Figure 2Proposed anti-apoptosis mechanism for UDCA cardioprotection against hypoxia. Pertussis toxin does not block the effect of UDCA on caspase-9, neutral SMase expression, ROS production, and Hif-1α expression in hypoxia-induced CMs. Beating rate is partially inhibited by PTX, suggestive of nonsensitive PTX pathway (pathways independent of Gαi-coupled-receptor) involvement.
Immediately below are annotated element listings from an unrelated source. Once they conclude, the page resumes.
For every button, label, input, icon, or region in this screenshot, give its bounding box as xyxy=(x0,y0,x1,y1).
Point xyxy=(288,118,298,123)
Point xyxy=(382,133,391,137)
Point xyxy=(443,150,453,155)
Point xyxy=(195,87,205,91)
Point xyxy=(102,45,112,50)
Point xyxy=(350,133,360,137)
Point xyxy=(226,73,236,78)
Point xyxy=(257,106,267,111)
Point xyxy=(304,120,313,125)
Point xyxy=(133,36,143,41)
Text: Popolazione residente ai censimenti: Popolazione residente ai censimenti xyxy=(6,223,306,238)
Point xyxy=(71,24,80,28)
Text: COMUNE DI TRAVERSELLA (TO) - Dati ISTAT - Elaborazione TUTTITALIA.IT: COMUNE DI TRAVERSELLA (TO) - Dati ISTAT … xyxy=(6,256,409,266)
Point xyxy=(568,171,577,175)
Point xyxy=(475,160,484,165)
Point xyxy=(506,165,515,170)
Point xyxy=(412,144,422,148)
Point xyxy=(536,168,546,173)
Ursodeoxycholic acid cardioprotection has been reported to regulate the activation of survival signaling proteins (ERK 1/2 and Akt) and neutral SMase in hypoxia-induced CMs [104]. UDCA has been shown to downregulate caspase-9 protein expression and neutral SMase activity and upregulate phosphorylation of ERK 1/2 and Akt via Gαi-independent pathways (red line) to promote cardioprotection against the effects of CoCl2. Meanwhile, UDCA has been shown to inhibit Hif-1α, ROS production, and caspase-9 protein expressions in CoCl2-induced hypoxia CMs [91]. The data also suggests that UDCA cardioprotection in CoCl2-induced hypoxia could be mediated through dependent Gαi pathways on CM beating rate (blue line). GPCR: G-protein-coupled receptor; Gαi, Gi alpha subunit is a G protein subunit that inhibits cAMP from production; Gβ, G-beta; Gγ, G-gamma; nSMase, neutral sphingomyelinase; UDCA, ursodeoxycholic acid; Hif-α, hypoxia inducible factor alpha; Hif-ẞ, hypoxia inducible factor beta; ROS, reactive oxygen species; Akt, protein kinase B; ERK, extracellular signal regulated kinase; PTX, pertussin toxin.
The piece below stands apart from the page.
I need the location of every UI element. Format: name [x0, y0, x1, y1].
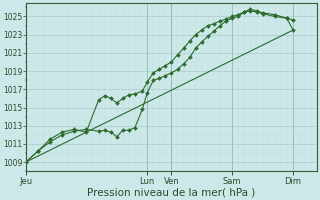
X-axis label: Pression niveau de la mer( hPa ): Pression niveau de la mer( hPa ): [87, 187, 256, 197]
Figure 3Proposed mechanisms for UDCA cardioprotection in maintaining normal [Ca2+]i and HIF-1α level. Binding of UDCA to PTX-sensitive receptor partially improves cell survival. However, PTX does not block the effect of UDCA on [Ca2+]i, HIF-1α translocation, and p53 protein expression against hypoxia. Cell viability is partially inhibited by PTX; dual pathway is suggested to be involved (Gαi-coupled receptor-dependent and -independent pathways). Blue arrow, Gαi-coupled receptor-dependent pathways; red arrow, Gαi-coupled receptor-independent pathways. (UDCA, ursodeoxycholic acid; Gαi, G-alpha; ẞ, G-beta; γ, G-gamma; Hif-1 alpha, hypoxia inducible factor 1 alpha; [Ca2+]i, intracellular calcium; p53, cellular tumor antigen p53).